The code stays intentionally small. The function reads a value from environment variables and logs whether the platform resolved it successfully.

upstream_api_key = os.getenv("UPSTREAM_API_KEY", "")
secret_loaded = bool(upstream_api_key)

logger.info(
    "Key Vault-backed setting loaded",
    extra={"secret_name": secret_name, "secret_loaded": secret_loaded},
)

In Azure, configure the app setting as a Key Vault reference instead of storing the raw secret directly.

UPSTREAM_API_KEY=@Microsoft.KeyVault(SecretUri=https://<vault-name>.vault.azure.net/secrets/demo-api-key/)
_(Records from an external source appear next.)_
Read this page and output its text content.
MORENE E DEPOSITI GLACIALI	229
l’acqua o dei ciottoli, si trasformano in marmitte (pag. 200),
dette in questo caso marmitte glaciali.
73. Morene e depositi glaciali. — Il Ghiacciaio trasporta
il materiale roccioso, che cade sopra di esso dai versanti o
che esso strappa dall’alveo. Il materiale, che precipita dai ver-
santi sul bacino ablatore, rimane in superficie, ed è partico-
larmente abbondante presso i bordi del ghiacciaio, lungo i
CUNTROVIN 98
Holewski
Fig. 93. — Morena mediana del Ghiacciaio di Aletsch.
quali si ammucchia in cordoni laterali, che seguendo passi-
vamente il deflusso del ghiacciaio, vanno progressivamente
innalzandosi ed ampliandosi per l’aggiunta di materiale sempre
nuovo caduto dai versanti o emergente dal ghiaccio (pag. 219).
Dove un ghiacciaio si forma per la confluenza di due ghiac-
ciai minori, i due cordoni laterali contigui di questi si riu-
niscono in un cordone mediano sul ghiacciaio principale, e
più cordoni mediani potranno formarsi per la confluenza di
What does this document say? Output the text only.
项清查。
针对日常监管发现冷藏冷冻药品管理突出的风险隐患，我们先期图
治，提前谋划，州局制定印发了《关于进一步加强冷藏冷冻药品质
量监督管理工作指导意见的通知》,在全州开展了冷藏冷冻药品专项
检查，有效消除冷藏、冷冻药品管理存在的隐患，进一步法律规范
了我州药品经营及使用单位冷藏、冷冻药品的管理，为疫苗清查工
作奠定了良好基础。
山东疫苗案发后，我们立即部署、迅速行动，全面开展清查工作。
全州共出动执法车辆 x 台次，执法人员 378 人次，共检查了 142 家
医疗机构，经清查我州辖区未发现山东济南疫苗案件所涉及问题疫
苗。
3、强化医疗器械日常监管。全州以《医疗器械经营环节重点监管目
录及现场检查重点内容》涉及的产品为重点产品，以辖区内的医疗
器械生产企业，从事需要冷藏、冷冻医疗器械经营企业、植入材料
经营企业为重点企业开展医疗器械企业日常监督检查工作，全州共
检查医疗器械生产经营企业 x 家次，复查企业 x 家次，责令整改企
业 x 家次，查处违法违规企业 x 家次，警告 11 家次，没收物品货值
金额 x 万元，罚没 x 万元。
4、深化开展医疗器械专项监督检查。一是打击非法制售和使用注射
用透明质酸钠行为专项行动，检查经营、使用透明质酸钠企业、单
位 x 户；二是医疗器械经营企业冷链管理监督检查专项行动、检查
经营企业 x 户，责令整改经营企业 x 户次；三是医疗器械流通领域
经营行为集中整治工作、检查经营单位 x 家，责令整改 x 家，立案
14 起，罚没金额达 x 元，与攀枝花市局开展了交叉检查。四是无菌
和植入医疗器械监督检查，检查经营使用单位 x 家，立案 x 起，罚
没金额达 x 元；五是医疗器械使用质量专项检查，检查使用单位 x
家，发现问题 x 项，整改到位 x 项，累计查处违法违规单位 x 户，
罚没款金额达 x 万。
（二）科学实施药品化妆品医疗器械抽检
At startup or config refresh time, the Functions platform resolves that reference through managed identity and makes the resulting secret available to the function as a normal environment variable.

Run Locally

cd examples/security-and-tenancy/secretless_keyvault
pip install -e ".[dev]"
func start

For local development, place a placeholder or test-only value in local.settings.json. In Azure, replace that value with the Key Vault reference syntax shown above.

Expected Output

[Information] Executing 'Functions.secretless_keyvault'
[Information] Key Vault-backed setting loaded: True
[Information] Executed 'Functions.secretless_keyvault' (Succeeded)

Production Considerations

  • Caching: Key Vault references are platform-resolved, so secret refresh is not per-request.
  • Logging: never emit the secret itself; log only presence, name, version hints, or source metadata.
  • Availability: a broken reference or missing identity permission becomes a configuration issue, not code logic.
  • Security: prefer least-privilege access policies or RBAC scoped to the exact secrets required.
  • Rotation: rotate the secret in Key Vault while preserving the app setting name consumed by code.